The former governess’ musings on freedom and all the rest read more like the yearnings of an adolescent girl confided to her diary than anything we might reasonably be expected to take seriously. Then there’s fourth central character, a Chinese market gardener who also stumbles into a fair amount of quasi-mysticism which had me more than baffled once or twice.

Those  yearnings of an adolescent girl highlight one aspect of Ms Tremain’s writing which I found particularly irritating. From the first page to the last Ms Tremain, whose presence as ‘the author’ is apparent throughout, gives us the thoughts and ‘insights’ of pretty much every character at every turn, and all — even a preternaturally articulate eight-year-old boy and the outcast middle-aged Maori women — express themselves as they might were they (much like Ms Tremain) writing a novel. It is incessant, interminable and wearying, especially when such insights come loaded with all those bloody similes.

Pretty much everything the characters see, hear, feel or ‘understand’ — they are much given to ‘understanding’ and getting insight into their lives, their pasts and their futures — has some kind of significance, and they examine and reflect their thoughts and feelings at pretty much every turn. It’s more like eavesdropping on a university creative writing class than being in the windy wilds and open country of New Zealand’s South Island.

Despite that, all the characters, with the possible exception the Englishman’s widowed mother (who emigrated with her son and his wife) and a 15-year-old male prostitute, remain distinctly two-dimensional. We don’t — well, at least I didn’t — care much about any of them and what fate might have in store for them at all.

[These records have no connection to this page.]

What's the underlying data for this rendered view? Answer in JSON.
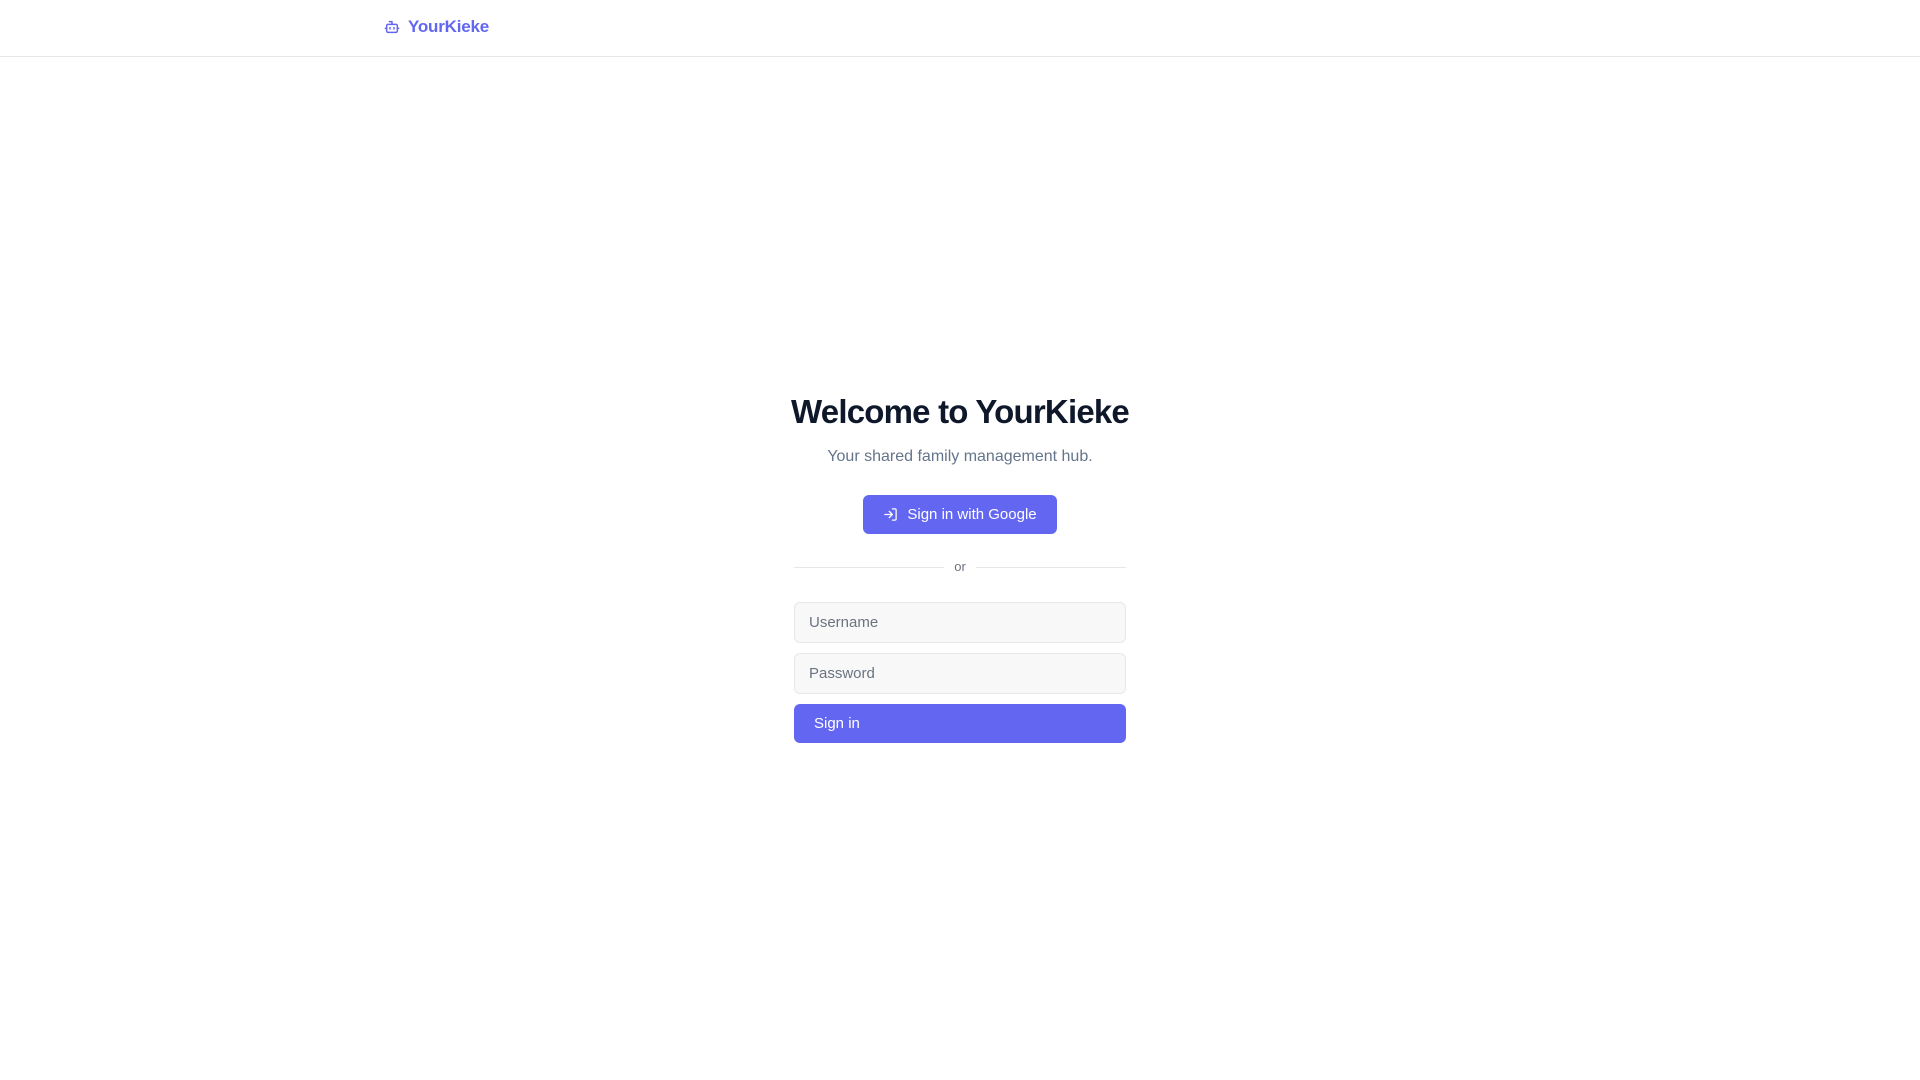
{
  "header": {
    "brand_name": "YourKieke",
    "brand_icon": "robot-icon"
  },
  "main": {
    "title": "Welcome to YourKieke",
    "subtitle": "Your shared family management hub.",
    "google_button": {
      "label": "Sign in with Google",
      "icon": "sign-in-icon"
    },
    "divider_text": "or",
    "username": {
      "placeholder": "Username",
      "value": ""
    },
    "password": {
      "placeholder": "Password",
      "value": ""
    },
    "signin_label": "Sign in"
  },
  "colors": {
    "accent": "#6366f1",
    "title": "#0f172a",
    "muted": "#64748b",
    "border": "#e5e7eb"
  }
}
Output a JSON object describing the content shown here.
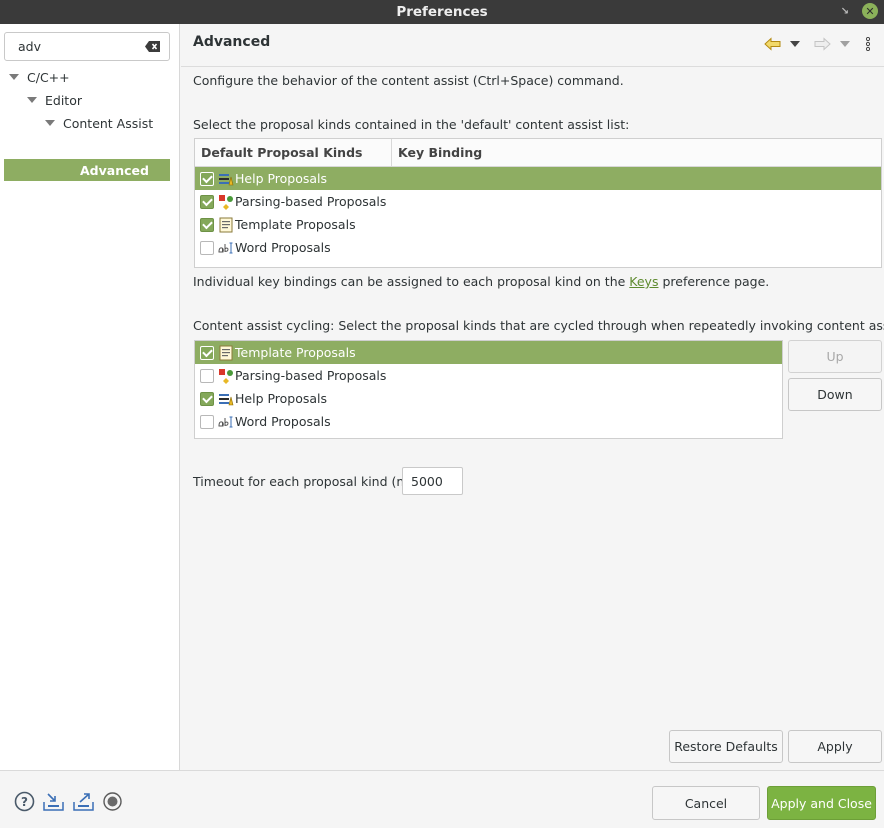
{
  "window": {
    "title": "Preferences"
  },
  "search": {
    "value": "adv",
    "placeholder": ""
  },
  "tree": {
    "items": [
      {
        "label": "C/C++"
      },
      {
        "label": "Editor"
      },
      {
        "label": "Content Assist"
      },
      {
        "label": "Advanced"
      }
    ]
  },
  "page": {
    "title": "Advanced",
    "description": "Configure the behavior of the content assist (Ctrl+Space) command.",
    "default_list_label": "Select the proposal kinds contained in the 'default' content assist list:",
    "table": {
      "headers": [
        "Default Proposal Kinds",
        "Key Binding"
      ],
      "rows": [
        {
          "label": "Help Proposals",
          "checked": true,
          "icon": "help-proposals-icon"
        },
        {
          "label": "Parsing-based Proposals",
          "checked": true,
          "icon": "parsing-proposals-icon"
        },
        {
          "label": "Template Proposals",
          "checked": true,
          "icon": "template-proposals-icon"
        },
        {
          "label": "Word Proposals",
          "checked": false,
          "icon": "word-proposals-icon"
        }
      ]
    },
    "keys_note_before": "Individual key bindings can be assigned to each proposal kind on the",
    "keys_link": "Keys",
    "keys_note_after": "preference page.",
    "cycling_label": "Content assist cycling: Select the proposal kinds that are cycled through when repeatedly invoking content assist:",
    "cycling_rows": [
      {
        "label": "Template Proposals",
        "checked": true
      },
      {
        "label": "Parsing-based Proposals",
        "checked": false
      },
      {
        "label": "Help Proposals",
        "checked": true
      },
      {
        "label": "Word Proposals",
        "checked": false
      }
    ],
    "up_label": "Up",
    "down_label": "Down",
    "timeout_label": "Timeout for each proposal kind (ms):",
    "timeout_value": "5000",
    "restore_label": "Restore Defaults",
    "apply_label": "Apply"
  },
  "footer": {
    "cancel_label": "Cancel",
    "apply_close_label": "Apply and Close"
  },
  "colors": {
    "accent": "#8ead62",
    "primary_button": "#7cb342",
    "titlebar": "#3a3a3a"
  }
}
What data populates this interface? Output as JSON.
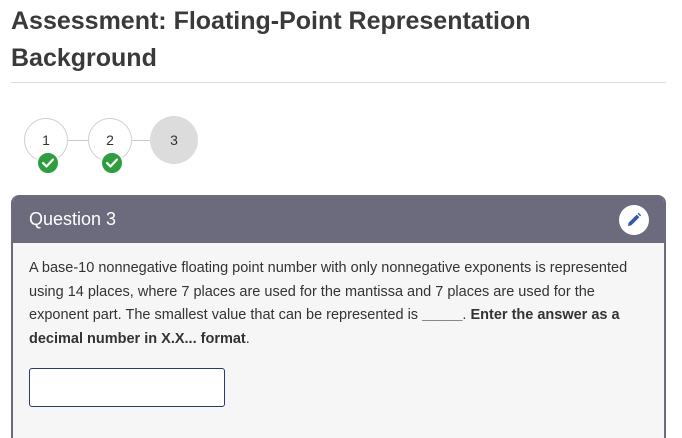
{
  "page": {
    "title": "Assessment: Floating-Point Representation Background"
  },
  "stepper": {
    "steps": [
      {
        "label": "1",
        "completed": true
      },
      {
        "label": "2",
        "completed": true
      },
      {
        "label": "3",
        "completed": false,
        "current": true
      }
    ]
  },
  "question": {
    "title": "Question 3",
    "text_part1": "A base-10 nonnegative floating point number with only nonnegative exponents is represented using ",
    "places_total": "14",
    "text_part2": " places, where 7 places are used for the mantissa and 7 places are used for the exponent part. The smallest value that can be represented is ",
    "blank": "_____",
    "text_part3": ". ",
    "instruction": "Enter the answer as a decimal number in X.X... format",
    "instruction_end": ".",
    "answer_value": "",
    "answer_placeholder": ""
  },
  "colors": {
    "header_bg": "#6b6b7d",
    "check_green": "#2e9e3e",
    "input_border": "#2b3b6b",
    "edit_icon": "#2f5aa8"
  },
  "icons": {
    "step_check": "check-icon",
    "edit": "pencil-icon"
  }
}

This might, though, be your thing: after all 67pc of those who rated it gave it four stars or more. You might well enjoy a spuriously literary immersion in a sea of feelings, thoughts, insights. Yes, there is ‘action’ of kind and, yes, ‘things happen’ — quite a bit, in fact — but it is all so remorselessly swamped and our involvement struggles to survive. It really wasn’t my bag at all.

At first I was going to give The Colour just two stars, but I felt that was possibly unfair. It is not ‘bad’ at all. It’s just it doesn’t achieve what I suspect Ms Tremain set out to achieve or, more unkindly, it doesn’t live up to its pretensions. On the other hand there are far worse such novels out there, so I’ve finally settled on three stars.